On 1 Jan 2009 at 20:46, Michael B. Brutman wrote:
I've been working on my TCP/IP stack for three years now. It's in
Borland Turbo C++ 3.0, which is capable of taking OBJs and making a LIB
(library) from them. This is how I was planning to distribute my code
for other people to use.
A question came up today that I can't readily answer. If somebody is
programming using Microsoft languages, will they be able to link against
OBJs or LIBs I provide them? I have no idea if the OBJ or LIB format is
standard and portable across the two vendor toolsets.
If it is portable then I know I have to watch out for things like
parameter ordering. But how does one express the concept of NEAR and
FAR pointers in the different languages? Is there a guide or a cross
reference somewhere? Maybe something buried in compiler docs somewhere?
Object files are compatible; there may been some naming convention
issues (recall that MS uses name "mangling" in C++, but I think that
can be turned off.) The calling sequence is standard C, with
arguments being pushed in reverse order and the caller doing the
cleanup. Pointer handling between languages can be very different.
Here's the big rub as I see it--you'll have to provide the other
people with a copy of the Turbo C++ library routines that you use.

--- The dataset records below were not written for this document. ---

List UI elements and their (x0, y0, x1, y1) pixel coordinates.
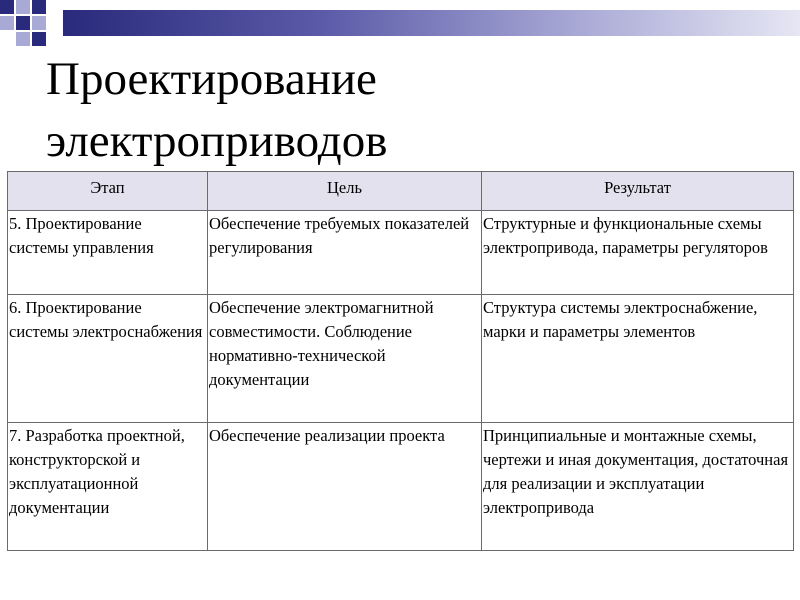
slide-title (46, 48, 746, 172)
table-row (8, 211, 794, 295)
header-gradient-bar (63, 10, 800, 36)
slide-title-line-1: Проектирование (46, 53, 377, 105)
table-row (8, 423, 794, 551)
column-header-goal: Цель (208, 172, 482, 211)
table-cell-stage: 6. Проектирование системы электроснабжения (8, 295, 208, 423)
table-cell-stage: 5. Проектирование системы управления (8, 211, 208, 295)
design-stages-table (7, 171, 794, 551)
table-cell-stage: 7. Разработка проектной, конструкторской и эксплуатационной документации (8, 423, 208, 551)
table-cell-goal: Обеспечение электромагнитной совместимости. Соблюдение нормативно-технической документации (208, 295, 482, 423)
table-cell-result: Структура системы электроснабжение, марки и параметры элементов (482, 295, 794, 423)
column-header-stage: Этап (8, 172, 208, 211)
decor-square-6 (32, 16, 46, 30)
decor-square-2 (16, 0, 30, 14)
decor-square-8 (32, 32, 46, 46)
decor-square-1 (0, 0, 14, 14)
table-cell-goal: Обеспечение реализации проекта (208, 423, 482, 551)
table-header-row (8, 172, 794, 211)
column-header-result: Результат (482, 172, 794, 211)
decor-square-5 (16, 16, 30, 30)
table-cell-result: Структурные и функциональные схемы электропривода, параметры регуляторов (482, 211, 794, 295)
table-cell-result: Принципиальные и монтажные схемы, чертежи и иная документация, достаточная для реализации и эксплуатации электропривода (482, 423, 794, 551)
slide-title-line-2: электроприводов (46, 115, 388, 167)
decor-square-4 (0, 16, 14, 30)
table-cell-goal: Обеспечение требуемых показателей регулирования (208, 211, 482, 295)
decor-square-3 (32, 0, 46, 14)
table-row (8, 295, 794, 423)
decor-square-7 (16, 32, 30, 46)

Will there be collisions in names? Almost certainly if the user
you're dealing with is writing in MS C.
Each language has its own calling convention (Turbo Pascal, for
example, pushes arguments on the stack the reverse of Turbo C++ and
expects the called routine to do stack cleanup on exit). BASIC
parameter-passing conventions are very different from, C++,
particularly in the case of strings.
It can be done, but it's not always easy.